Comparing the EFCC’s Performance under Ribadu and Waziri

Even the EFCC’s critics generally agree that the agency has done a competent job of prosecuting apolitical financial crimes, especially advance fee fraud cases. By March 2011 the EFCC had arraigned some 1,200 people for advance fee fraud, securing so far more than 400 convictions.[41] That side of the EFCC’s work has continued apace under Waziri.[42]

Also under Waziri, the EFCC has shed new light on Nigeria’s scandal-ridden banking sector. Central Bank officials told Human Rights Watch that they had received “tremendous cooperation” from Waziri’s EFCC in their efforts to “sanitize the banking industry” and “rid the sector of criminals.”[43] In the most highly publicized of several EFCC banking cases brought under Waziri, former Oceanic Bank managing director Cecilia Ibru was sentenced to six months in prison and disgorged an astonishing 190 billion naira ($1.2 billion) after pleading guilty to several counts of bank fraud in October 2010.[44]
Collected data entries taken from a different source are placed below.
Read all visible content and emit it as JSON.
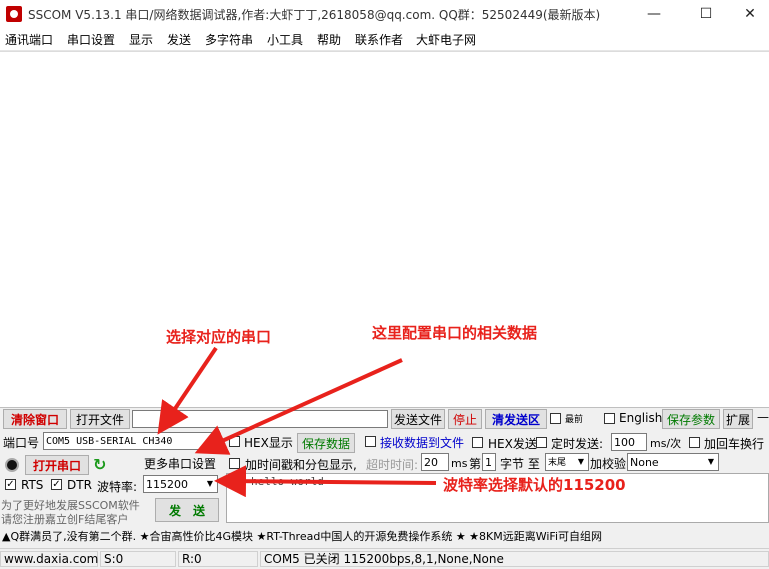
{
  "window": {
    "title": "SSCOM V5.13.1 串口/网络数据调试器,作者:大虾丁丁,2618058@qq.com. QQ群：52502449(最新版本)",
    "minimize_glyph": "—",
    "maximize_glyph": "☐",
    "close_glyph": "✕"
  },
  "menu": {
    "items": [
      "通讯端口",
      "串口设置",
      "显示",
      "发送",
      "多字符串",
      "小工具",
      "帮助",
      "联系作者",
      "大虾电子网"
    ]
  },
  "toolbar": {
    "clear_window": "清除窗口",
    "open_file": "打开文件",
    "file_path": "",
    "send_file": "发送文件",
    "stop": "停止",
    "clear_send_area": "清发送区",
    "topmost_label": "最前",
    "english_label": "English",
    "save_params": "保存参数",
    "expand": "扩展",
    "dash": "—"
  },
  "port_panel": {
    "port_label": "端口号",
    "port_value": "COM5 USB-SERIAL CH340",
    "open_port": "打开串口",
    "more_settings": "更多串口设置",
    "rts_label": "RTS",
    "dtr_label": "DTR",
    "baud_label": "波特率:",
    "baud_value": "115200",
    "promo_line1": "为了更好地发展SSCOM软件",
    "promo_line2": "请您注册嘉立创F结尾客户",
    "send_button": "发　送",
    "rts_checked": true,
    "dtr_checked": true
  },
  "options": {
    "hex_display": "HEX显示",
    "save_data": "保存数据",
    "recv_to_file": "接收数据到文件",
    "hex_send": "HEX发送",
    "timed_send": "定时发送:",
    "timed_value": "100",
    "ms_per": "ms/次",
    "add_crlf": "加回车换行",
    "timestamp": "加时间戳和分包显示,",
    "timeout_label": "超时时间:",
    "timeout_value": "20",
    "ms": "ms",
    "nth_label": "第",
    "nth_value": "1",
    "byte_to": "字节  至",
    "end_value": "末尾",
    "checksum_label": "加校验",
    "checksum_value": "None",
    "send_text": "hello world"
  },
  "ad_bar": "▲Q群满员了,没有第二个群. ★合宙高性价比4G模块 ★RT-Thread中国人的开源免费操作系统 ★ ★8KM远距离WiFi可自组网",
  "status": {
    "website": "www.daxia.com",
    "sent": "S:0",
    "received": "R:0",
    "port_status": "COM5 已关闭  115200bps,8,1,None,None"
  },
  "annotations": {
    "select_port": "选择对应的串口",
    "config_params": "这里配置串口的相关数据",
    "baud_default": "波特率选择默认的115200"
  },
  "colors": {
    "annotation_red": "#e8221c",
    "clear_button_text": "#d00000",
    "save_button_text": "#007a00"
  }
}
The EFCC has made important progress in recovering assets that are the proceeds of crime. According to Waziri, since its inception in 2003, the agency has recovered over $11 billion—of which some $6.5 billion has been recovered since Waziri took office in June 2008, most of which was recovered in the Central Bank’s overhaul of the banking sector.[45]

The EFCC’s track record on high-profile political corruption cases is more complicated. There is a widespread perception that while the EFCC’s anti-corruption agenda under Ribadu may have been politically selective, the work was nonetheless dynamic and effective—and that things have deteriorated considerably under Waziri.[46] One EFCC operative who has served under both Ribadu and Waziri lamented, for example, that “The tempo is no longer as it was before.… We are looking to management to carry out the kind of fight that was there before. We are doing a good job but you can’t compare it to the work being done under Ribadu.”[47]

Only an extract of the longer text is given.